2. Not having to think about food is HUGE! As a mama and the chef of the family, sometimes that is all I am thinking about. It feels like there isn't an hour that goes by where I am not planning the next meal. Additionally, I SUCK at meal planning. And I mean really bad. I used to be good at meal planning when it was just the two of us, but with kids and picky eaters I just seem to feel off. If I make something they will like, it is lacking the vegetables that I like and if it is something I would eat, I need to have something in addition that they would eat. You get my point. 

3. Space. Having space for real life was healing. Sometimes being away makes you appreciate all that you have. And for me, spending time with the love of my life helped me realize why I am doing this crazy family-life with him. At the foundation of it all, LOVE!

How are things now that I am back? Well, to say the least, the first week I felt a bit tired and spacey. I was a little scattered with a few things that I am starting in my own work, not to mention we have a lot of fall-calendar fun happening that is keeping us busy.
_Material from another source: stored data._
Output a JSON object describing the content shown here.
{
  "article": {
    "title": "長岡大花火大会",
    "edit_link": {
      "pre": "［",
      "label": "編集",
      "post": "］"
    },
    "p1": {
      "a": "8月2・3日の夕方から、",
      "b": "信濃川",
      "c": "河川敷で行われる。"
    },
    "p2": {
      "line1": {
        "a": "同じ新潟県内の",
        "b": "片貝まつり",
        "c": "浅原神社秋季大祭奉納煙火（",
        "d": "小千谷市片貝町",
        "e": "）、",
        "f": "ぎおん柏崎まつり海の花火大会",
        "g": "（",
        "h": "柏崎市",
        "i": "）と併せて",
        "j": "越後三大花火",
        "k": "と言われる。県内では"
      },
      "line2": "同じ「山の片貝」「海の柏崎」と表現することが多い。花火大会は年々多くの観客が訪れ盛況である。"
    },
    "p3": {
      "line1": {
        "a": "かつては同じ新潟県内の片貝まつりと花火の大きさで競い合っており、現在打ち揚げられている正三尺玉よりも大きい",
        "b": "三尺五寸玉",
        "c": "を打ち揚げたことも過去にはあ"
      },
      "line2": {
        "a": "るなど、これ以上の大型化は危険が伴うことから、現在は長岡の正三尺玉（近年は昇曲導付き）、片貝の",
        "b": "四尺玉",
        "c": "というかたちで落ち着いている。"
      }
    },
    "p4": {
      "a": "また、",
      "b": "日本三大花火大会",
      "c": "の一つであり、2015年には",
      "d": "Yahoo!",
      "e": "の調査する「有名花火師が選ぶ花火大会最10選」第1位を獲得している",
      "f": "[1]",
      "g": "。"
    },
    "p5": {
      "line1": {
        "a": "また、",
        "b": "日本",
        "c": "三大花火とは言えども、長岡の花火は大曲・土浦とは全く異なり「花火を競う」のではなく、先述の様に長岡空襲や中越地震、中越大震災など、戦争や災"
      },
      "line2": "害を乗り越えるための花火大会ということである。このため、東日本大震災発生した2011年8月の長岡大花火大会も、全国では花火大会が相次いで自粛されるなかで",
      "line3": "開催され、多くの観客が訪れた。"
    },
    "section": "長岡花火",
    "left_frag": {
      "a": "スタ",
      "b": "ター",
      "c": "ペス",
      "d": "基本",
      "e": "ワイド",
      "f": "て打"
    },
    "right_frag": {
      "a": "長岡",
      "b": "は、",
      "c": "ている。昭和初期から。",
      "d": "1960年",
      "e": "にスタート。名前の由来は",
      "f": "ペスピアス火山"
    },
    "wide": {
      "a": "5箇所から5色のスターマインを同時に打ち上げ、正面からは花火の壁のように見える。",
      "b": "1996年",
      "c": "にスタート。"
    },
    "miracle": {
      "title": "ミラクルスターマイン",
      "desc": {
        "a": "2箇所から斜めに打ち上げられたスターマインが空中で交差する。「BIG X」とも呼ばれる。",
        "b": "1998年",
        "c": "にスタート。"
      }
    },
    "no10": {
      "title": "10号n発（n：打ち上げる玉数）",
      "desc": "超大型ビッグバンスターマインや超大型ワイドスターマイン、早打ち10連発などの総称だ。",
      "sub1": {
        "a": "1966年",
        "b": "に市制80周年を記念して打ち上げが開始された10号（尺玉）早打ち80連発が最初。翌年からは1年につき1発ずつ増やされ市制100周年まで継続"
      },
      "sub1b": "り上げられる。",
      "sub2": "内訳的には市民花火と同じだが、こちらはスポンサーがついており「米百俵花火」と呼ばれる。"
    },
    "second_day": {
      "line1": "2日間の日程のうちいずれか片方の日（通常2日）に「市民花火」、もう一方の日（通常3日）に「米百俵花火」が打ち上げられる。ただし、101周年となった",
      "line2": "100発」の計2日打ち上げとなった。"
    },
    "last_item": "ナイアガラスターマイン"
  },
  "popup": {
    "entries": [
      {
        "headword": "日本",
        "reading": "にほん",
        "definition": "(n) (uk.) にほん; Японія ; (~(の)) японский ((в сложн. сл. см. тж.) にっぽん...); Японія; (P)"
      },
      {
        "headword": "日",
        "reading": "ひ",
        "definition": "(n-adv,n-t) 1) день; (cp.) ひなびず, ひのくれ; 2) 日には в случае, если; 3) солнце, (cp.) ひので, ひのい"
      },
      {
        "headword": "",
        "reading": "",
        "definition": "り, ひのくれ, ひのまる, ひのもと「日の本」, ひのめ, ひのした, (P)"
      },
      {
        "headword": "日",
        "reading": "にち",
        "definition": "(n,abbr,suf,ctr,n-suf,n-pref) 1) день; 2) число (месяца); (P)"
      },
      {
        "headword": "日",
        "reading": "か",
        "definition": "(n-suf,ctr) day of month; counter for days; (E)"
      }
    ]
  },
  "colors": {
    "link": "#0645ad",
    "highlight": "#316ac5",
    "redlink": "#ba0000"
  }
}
Despite all of this I am trying to fill up my heart with gratitude, faith and love. And most of all I want to keep it all going with curiosity surrounding each of my moments and days.

Yes, the eating stuff seems to be like a light switch. When I am home and back in charge of everything my eating issues are close by, sometimes closer than I would like. I wonder if I need to organize my house differently or why it keeps coming back. But I know deep in my heart that it is because eating issues and thought patterns and even behaviors are what I know. And I also know that CHANGE is hard. When we resit to change we are afraid of hurting and being in pain. This is a lesson I have learned in yoga, and in particular with my studies with Rod Stryker. And because of all of this, when I heal it feels amazing because I am free and feel more like myself than every. However, I think there is something deep inside that knows that change will be hard and is scared and so much more. Thus, I must carry on. I must share this now because maybe, just maybe I will inspire myself and others to keep showing up. To know that your dark side is there to teach you and that you can keep making more and more choices that will align with you and you can and will thrive. I know I can create new patterns that change the old patterns and I know I can and will continue to feel better and heal. 

That is it my friends. I do not have any amazing conclusions from this trip except that I know that I can heal even more. I feel called to share even more and I feel called to keep showing up to my life. There is a lot going on in the world right now, but what we what we can control are the choices we make and how we react to it.